1970’li yılların sonuna doğru, kalp yetmezliği, yüksek tansiyon ve şeker hastalığı sebebiyle, sanatsal çalışmalarında perde arkasında kalmayı seçti. Sahnelerden uzaklaşarak, varlığını, dönemin müzikal modası olan video kliplerde hissettirdi. Kuşadası’nda (1980), ardından Paris’te (1983) kalp krizi geçirdikten sonra, daha çok Muğla/Bodrum’daki evinde yaşamaya başladı. 1984 yılında, geliri antik tiyatronun restorasyonuna harcanmak üzere, Bodrum Kalesi’nde son konserini verdi. Parıltılı kostümler içindeki görkemli görünümüyle hafızalarda kalmak isteyen Müren, bundan sonra evine kapanarak insanlardan uzaklaştı. Üç yıl aradan sonra; çıkarmayı planladığı Ajda Pekkan, Muazzez Abacı ve Muazzez Ersoy’la düetlerin yer alacağı yedi şarkıdan oluşan yeni kasetini tamamlayamadan, TRT’nin İzmir Radyosu Stüdyolarındaki canlı yayında kendisini yakalayan bir kalp yetmezliği sonucu hayatını kaybetti. Ölümünden sonra evi müzeye dönüştürülen Zeki Müren’in sahne kostümlerinden resim çalışmalarına kadar birçok yapıtı burada sergilenmektedir. Müren’in cenazesi binlerce kişinin katıldığı bir törenle kaldırılarak Bursa Emir Sultan Mezarlığı’nda toprağa verildi.

Hemen hemen her albümüyle büyük başarılara imza atan Müren, Türk toplum yapısıyla ters düşen görüntüsüne karşın, farklı kesimlerden insanların sevgisini kazanabilmiş nadir sanatçılardandı. 45 yıllık sanat hayatında, yüzün üzerinde besteye imza atmış, iki yüzün üzerinde plak ve albüm çalışması yayınlamıştır.

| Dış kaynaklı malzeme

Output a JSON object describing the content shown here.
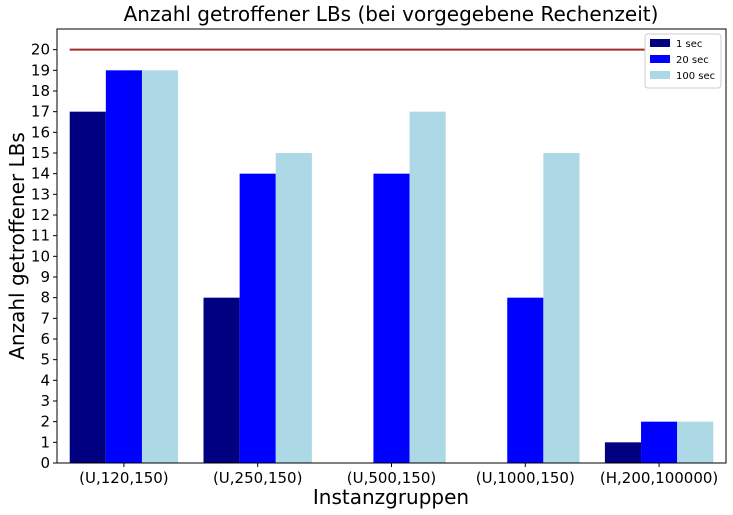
{
  "chart_data": {
    "type": "bar",
    "title": "Anzahl getroffener LBs (bei vorgegebene Rechenzeit)",
    "xlabel": "Instanzgruppen",
    "ylabel": "Anzahl getroffener LBs",
    "categories": [
      "(U,120,150)",
      "(U,250,150)",
      "(U,500,150)",
      "(U,1000,150)",
      "(H,200,100000)"
    ],
    "series": [
      {
        "name": "1 sec",
        "color": "#000080",
        "values": [
          17,
          8,
          0,
          0,
          1
        ]
      },
      {
        "name": "20 sec",
        "color": "#0000ff",
        "values": [
          19,
          14,
          14,
          8,
          2
        ]
      },
      {
        "name": "100 sec",
        "color": "#add8e6",
        "values": [
          19,
          15,
          17,
          15,
          2
        ]
      }
    ],
    "reference_line": {
      "y": 20,
      "color": "#a52a2a"
    },
    "ylim": [
      0,
      21
    ],
    "yticks": [
      0,
      1,
      2,
      3,
      4,
      5,
      6,
      7,
      8,
      9,
      10,
      11,
      12,
      13,
      14,
      15,
      16,
      17,
      18,
      19,
      20
    ],
    "legend_position": "top-right",
    "grid": false
  }
}
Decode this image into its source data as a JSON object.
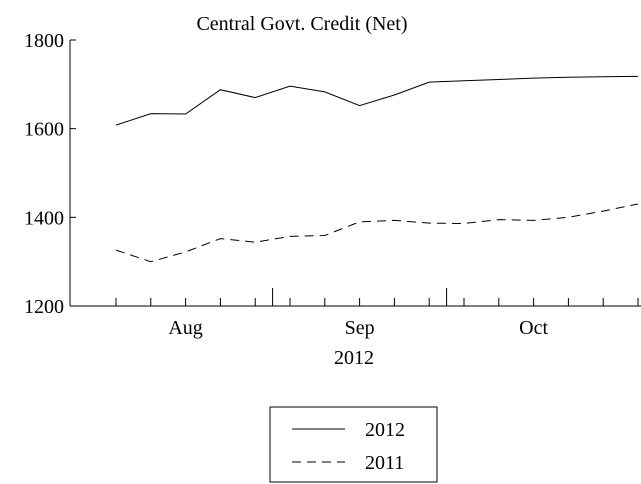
{
  "chart_data": {
    "type": "line",
    "title": "Central Govt. Credit (Net)",
    "xlabel": "2012",
    "ylabel": "",
    "ylim": [
      1200,
      1800
    ],
    "yticks": [
      1200,
      1400,
      1600,
      1800
    ],
    "x_tick_labels": [
      {
        "label": "Aug",
        "at": 2
      },
      {
        "label": "Sep",
        "at": 7
      },
      {
        "label": "Oct",
        "at": 12
      }
    ],
    "x": [
      0,
      1,
      2,
      3,
      4,
      5,
      6,
      7,
      8,
      9,
      10,
      11,
      12,
      13,
      14,
      15
    ],
    "series": [
      {
        "name": "2012",
        "dash": "solid",
        "values": [
          1608,
          1634,
          1633,
          1688,
          1670,
          1696,
          1683,
          1652,
          1676,
          1705,
          1708,
          1711,
          1714,
          1716,
          1717,
          1718
        ]
      },
      {
        "name": "2011",
        "dash": "dashed",
        "values": [
          1326,
          1300,
          1322,
          1352,
          1344,
          1357,
          1359,
          1390,
          1393,
          1387,
          1386,
          1395,
          1393,
          1400,
          1414,
          1430
        ]
      }
    ],
    "legend_position": "bottom-center",
    "grid": false
  }
}
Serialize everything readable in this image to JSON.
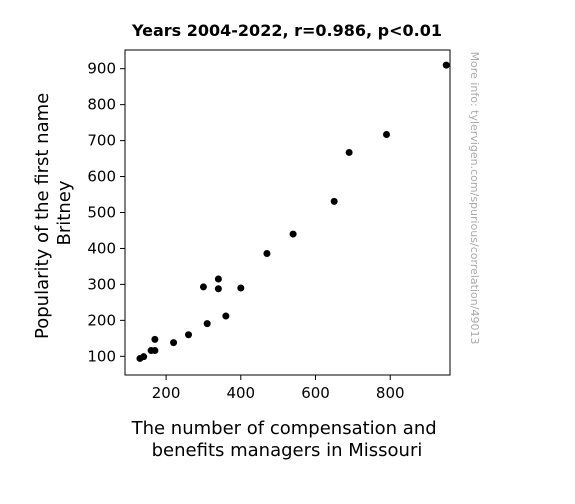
{
  "chart_data": {
    "type": "scatter",
    "title": "Years 2004-2022, r=0.986, p<0.01",
    "xlabel": [
      "The number of compensation and",
      "benefits managers in Missouri"
    ],
    "ylabel": [
      "Popularity of the first name",
      "Britney"
    ],
    "watermark": "More info: tylervigen.com/spurious/correlation/49013",
    "xlim": [
      90,
      960
    ],
    "ylim": [
      48,
      952
    ],
    "xticks": [
      200,
      400,
      600,
      800
    ],
    "yticks": [
      100,
      200,
      300,
      400,
      500,
      600,
      700,
      800,
      900
    ],
    "grid": false,
    "marker_color": "#000000",
    "points": [
      {
        "x": 950,
        "y": 910
      },
      {
        "x": 790,
        "y": 717
      },
      {
        "x": 690,
        "y": 667
      },
      {
        "x": 650,
        "y": 531
      },
      {
        "x": 540,
        "y": 440
      },
      {
        "x": 470,
        "y": 386
      },
      {
        "x": 400,
        "y": 290
      },
      {
        "x": 340,
        "y": 315
      },
      {
        "x": 340,
        "y": 288
      },
      {
        "x": 300,
        "y": 293
      },
      {
        "x": 360,
        "y": 212
      },
      {
        "x": 310,
        "y": 191
      },
      {
        "x": 260,
        "y": 160
      },
      {
        "x": 220,
        "y": 138
      },
      {
        "x": 170,
        "y": 147
      },
      {
        "x": 170,
        "y": 116
      },
      {
        "x": 160,
        "y": 116
      },
      {
        "x": 140,
        "y": 99
      },
      {
        "x": 130,
        "y": 94
      }
    ]
  }
}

Almanya, Amerika, Yunanistan gibi ülkelerde de kasetleri satıldı. İngiltere'nin dünyaca ünlü şarkıcılarından Morrissey ve Marc Almond, Zeki Müren’i en çok sevdiği ses sanatçıları arasında baş sırada göstermektedirler. 1955 yılında “Manolyam” adlı şarkısıyla Türkiye’de ilk kez verilen Altın Plak Ödülü’nü almıştı

ALBÜMLERİ: Senede Bir Gün (1970), Pırlanta 1 (1973), Pırlanta 2 (1973), Pırlanta 3 (1973), Pırlanta 4 (1973), Hatıra (1973), Anılarım (1974), Mücevher (1975), Güneşin Oğlu (1976), Nazar Boncuğu (1977), Zirvedeki (1977), Sükse (1978), Kahır Mektubu (1981), Eskimeyen Dost (1982), Hayat Öpücüğü (1984), Masal (1985), Helal Olsun (1986), Aşk Kurbanı (1987), Gözlerin Doğuyor Gecelerime (1988), Ayrılık İşte (1989), Karanlıklar Güneşi (1989), Şarkılar (1989), Dilek Çeşmesi (1989), Bir Tatlı Tebessüm (1990), Doruktaki Nağmeler (1991), Sorma (1992).

KİTAP: Bıldırcın Yağmuru (şiirler, 1965).